Cette passion, c’est la boxe. Alors qu’elle veut perdre du poids, Ramla décide d’aller à l’âge de 14 ans dans une salle de sport locale, et découvre le noble art après s’être inscrite dans un cours de Boxercise, une méthode d’entrainement contenant des mouvements de boxe à haute intensité très pratiquée dans les salles britanniques. "Je suis tombé amoureuse de la discipline et je me suis lancé dans la boxe en voulant apprendre et me surpasser chaque jour", se souvient-elle, tout sourire. "Mais j’avais une crainte : je devais aller m’entrainer dans le plus grand secret, car je craignais que ma famille et ma mère n’approuvent pas le fait que je fasse de la boxe, qui n’est pas vraiment vu comme un sport féminin". Avec la complicité de son frère qui l’amène à la salle, et le soutien dans sa nouvelle passion, Ramla progresse à vue d’œil, et impressionne les entraineurs qui voient en elle un potentiel incroyable.

"Dès que je l’ai vue, avec sa détermination, sa rage et son envie de réussir, j’ai tout de suite su qu’elle avait un talent particulier", estime l’un des premiers entraineurs, Willis Fields. "Ramla est une passionnée, et elle est portée par un feu qui va au-delà de la simple envie de percer dans le monde de la boxe : elle en veut toujours plus, et veut faire tomber les barrières, inspirer les jeunes femmes. La carrière de Ramla montre bien qu’elle est en train de marquer l’histoire de la boxe féminine", ajoute-t-il.

Ambassadrice pour Cartier et Christian Dior

La jeune pépite enchaine les succès, remporte plusieurs titres nationaux en amateurs au niveau poids plumes jusqu’au jour où sa mère découvre que sa fille pratique la discipline. "Elle m’a demandé d’arrêter, mais après réflexion, elle m’a soutenu dans ma démarche, ce qui m’a rendu très heureuse" sourit-elle. "Lorsque je disputais une compétition au Danemark en 2012, elle m’a même appelé avant mon premier combat pour me souhaiter bonne chance.

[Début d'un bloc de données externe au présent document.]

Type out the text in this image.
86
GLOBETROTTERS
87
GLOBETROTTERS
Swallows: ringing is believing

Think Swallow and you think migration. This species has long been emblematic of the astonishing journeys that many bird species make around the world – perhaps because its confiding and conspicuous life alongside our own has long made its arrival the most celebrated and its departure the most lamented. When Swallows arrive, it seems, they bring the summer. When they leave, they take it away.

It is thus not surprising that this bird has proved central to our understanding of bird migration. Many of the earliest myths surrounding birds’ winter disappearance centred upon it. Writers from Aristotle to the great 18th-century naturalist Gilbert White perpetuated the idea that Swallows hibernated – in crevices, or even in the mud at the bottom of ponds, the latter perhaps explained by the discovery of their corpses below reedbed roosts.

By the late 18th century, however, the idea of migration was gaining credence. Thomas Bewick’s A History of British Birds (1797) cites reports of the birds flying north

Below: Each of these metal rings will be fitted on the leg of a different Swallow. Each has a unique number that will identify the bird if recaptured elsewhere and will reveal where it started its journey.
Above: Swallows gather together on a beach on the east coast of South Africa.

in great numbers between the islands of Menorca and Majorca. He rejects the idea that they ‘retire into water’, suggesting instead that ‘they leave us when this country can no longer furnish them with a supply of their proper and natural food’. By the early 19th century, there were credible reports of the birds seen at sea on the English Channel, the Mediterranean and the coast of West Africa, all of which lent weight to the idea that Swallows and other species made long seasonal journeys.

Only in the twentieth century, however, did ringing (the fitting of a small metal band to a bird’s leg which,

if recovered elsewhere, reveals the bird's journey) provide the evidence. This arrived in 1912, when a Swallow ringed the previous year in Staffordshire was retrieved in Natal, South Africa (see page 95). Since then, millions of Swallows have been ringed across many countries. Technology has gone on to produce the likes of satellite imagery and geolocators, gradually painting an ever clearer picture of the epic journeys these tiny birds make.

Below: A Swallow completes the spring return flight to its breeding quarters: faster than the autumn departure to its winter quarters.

C’est un moment que je n’oublierai jamais !"

Les années passent et Ramla poursuit son chemin, et atteint son premier graal en devenant la première femme porte drapeau et boxeuse à disputer les Jeux Olympiques, à Tokyo en 2020, sous les couleurs de la Somalie. "Un sentiment unique, génial, tellement émouvant d’être une ambassadrice pour mon pays sur la plus grande scène sportive mondiale", se rappelle-t-elle. La même année, elle démarre sa carrière professionnelle, et combat même à l’O2 Arena de Londres en levée de rideau de l’idole britannique, Anthony Joshua.

Avec actuellement un bilan de huit victoires pour zéro défaite, Ali est invincible, mais mène aussi d’autres combats, hors des rings cette fois-ci. Profitant de sa célébrité, elle signe des contrats de sponsorings avec les plus grandes marques : elle est ambassadrice, entre autres, pour Cartier et Christian Dior, et se sert de sa notoriété pour faire parler et investir sur des causes qui lui tiennent à cœur.

"J’ai écrit mon livre 'Not without a fight : ten steps to becoming your own champion', qui est un guide pour le développement personnel. Par ailleurs, je m'investis aussi dans des projets en Somalie et avec des ateliers de boxe à travers le Royaume-Uni via l’initiative du Sisters Club qui amène les femmes victimes de violence à se retrouver sur un ring pour leur redonner confiance", précise-t-elle. "Elle a toujours cette envie constante d’aider son prochain, de donner échos aux gens dont on ne parle pas et qui galèrent en silence", explique Sandy Kennan, du Sisters Club. Et d'ajouter: " Ramla ne se bat seulement pour elle, elle se bat aussi pour les autres".